Actually I'd like to see the new ValueTuples implement the IDisposable
interface and call Dispose()
on all their disposable members. Could this be a worthwhile feature request for Microsoft?
In the real sense it has no meaning or full form. It was developed by Dennis Ritchie and Ken Thompson at AT&T bell Lab. First, they used to call it as B language then later they made some improvement into it and renamed it as C and its superscript as C++ which was invented by Dr.
C is a structured, procedural programming language that has been widely used both for operating systems and applications and that has had a wide following in the academic community. Many versions of UNIX-based operating systems are written in C.

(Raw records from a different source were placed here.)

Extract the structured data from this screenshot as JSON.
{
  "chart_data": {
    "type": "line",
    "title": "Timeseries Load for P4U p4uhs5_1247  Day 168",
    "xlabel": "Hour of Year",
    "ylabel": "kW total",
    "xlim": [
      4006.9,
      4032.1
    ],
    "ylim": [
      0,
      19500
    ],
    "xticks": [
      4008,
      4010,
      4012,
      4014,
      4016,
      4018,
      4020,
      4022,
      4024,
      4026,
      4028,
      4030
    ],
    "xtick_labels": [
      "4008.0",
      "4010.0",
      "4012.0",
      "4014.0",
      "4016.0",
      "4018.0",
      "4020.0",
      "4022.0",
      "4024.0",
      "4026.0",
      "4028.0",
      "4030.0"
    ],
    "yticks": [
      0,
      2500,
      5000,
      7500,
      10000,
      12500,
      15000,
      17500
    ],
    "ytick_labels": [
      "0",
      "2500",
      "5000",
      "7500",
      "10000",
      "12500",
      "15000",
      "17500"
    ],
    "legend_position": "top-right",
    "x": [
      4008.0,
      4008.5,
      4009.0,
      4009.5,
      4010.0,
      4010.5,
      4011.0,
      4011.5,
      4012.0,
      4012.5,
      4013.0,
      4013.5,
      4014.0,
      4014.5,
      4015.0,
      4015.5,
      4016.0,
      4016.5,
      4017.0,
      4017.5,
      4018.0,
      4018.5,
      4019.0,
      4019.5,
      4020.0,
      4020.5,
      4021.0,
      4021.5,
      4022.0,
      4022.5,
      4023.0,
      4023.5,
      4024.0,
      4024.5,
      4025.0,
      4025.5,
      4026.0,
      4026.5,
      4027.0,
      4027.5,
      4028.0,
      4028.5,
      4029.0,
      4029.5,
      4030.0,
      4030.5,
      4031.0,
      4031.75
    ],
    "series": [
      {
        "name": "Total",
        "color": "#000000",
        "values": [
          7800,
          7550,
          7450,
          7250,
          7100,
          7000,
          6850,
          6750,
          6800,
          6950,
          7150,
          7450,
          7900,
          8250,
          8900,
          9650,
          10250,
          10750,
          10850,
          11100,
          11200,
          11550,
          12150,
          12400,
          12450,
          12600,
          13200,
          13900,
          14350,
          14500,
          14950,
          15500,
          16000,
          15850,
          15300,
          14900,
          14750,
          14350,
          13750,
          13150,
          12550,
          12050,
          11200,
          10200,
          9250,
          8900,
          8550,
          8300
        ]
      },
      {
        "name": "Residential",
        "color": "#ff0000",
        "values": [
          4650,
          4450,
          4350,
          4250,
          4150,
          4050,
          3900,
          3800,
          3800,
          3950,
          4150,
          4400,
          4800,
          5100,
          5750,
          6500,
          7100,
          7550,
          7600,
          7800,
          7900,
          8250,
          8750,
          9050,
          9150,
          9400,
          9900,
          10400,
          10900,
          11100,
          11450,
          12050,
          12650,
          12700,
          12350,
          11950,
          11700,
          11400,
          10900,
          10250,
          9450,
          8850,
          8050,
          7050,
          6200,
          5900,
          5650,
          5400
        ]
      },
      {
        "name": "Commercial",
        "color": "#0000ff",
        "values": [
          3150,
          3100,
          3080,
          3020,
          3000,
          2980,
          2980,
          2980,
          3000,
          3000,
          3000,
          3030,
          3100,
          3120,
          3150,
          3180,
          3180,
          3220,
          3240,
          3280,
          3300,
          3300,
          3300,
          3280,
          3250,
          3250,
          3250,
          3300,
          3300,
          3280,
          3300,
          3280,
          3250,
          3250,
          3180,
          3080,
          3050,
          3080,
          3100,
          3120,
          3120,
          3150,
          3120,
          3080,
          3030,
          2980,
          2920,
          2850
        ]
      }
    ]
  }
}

C is a general-purpose language that most programmers learn before moving on to more complex languages. From Unix and Windows to Tic Tac Toe and Photoshop, several of the most commonly used applications today have been built on C. It is easy to learn because: A simple syntax with only 32 keywords.
C programming language is a machine-independent programming language that is mainly used to create many types of applications and operating systems such as Windows, and other complicated programs such as the Oracle database, Git, Python interpreter, and games and is considered a programming foundation in the process of ...
Just move the method call outside of the using
statement and then just use the disposable object:
var (disposable, number) = foo();
using (disposable)
{
// do some stuff using disposable and number
}
The reason your version didn’t work is simply because whatever the expression inside the parentheses of the using
results in needs to be disposable but the value tuple itself is not disposable. So you just need to split this up. Fortunately, the using
statement is not required to construct the object within that expression, you can just pass any existing object to it.
Actually I'd like to see the new ValueTuples implement the
IDisposable
interface and callDispose()
on all their disposable members. Could this be a worthwhile feature request for Microsoft?
By that logic, all collections would be have to do that. For example disposing a list should dispose all its members, disposing a dictionary should dispose all its values (and keys?!?!). And when you have a type just using a simple list, that object would also need to be disposable.
So basically, you would end up spreading that and end up with a lot of objects that are suddenly disposable although they don’t actually have any actual resources that require it.
Making objects disposable shouldn’t be done lightly. Usually, objects creating a disposable object become responsible for properly disposing the object later, they own the lifetime of the object. But for collections, this is very often not the case. Collections are usually just that: Collections to hold on to objects, but that does not say anything about whether or not they are owned by the collection—most of the times they are owned by the object that also created the collection, so that object should then at some point dispose the objects by simply looping through the collection.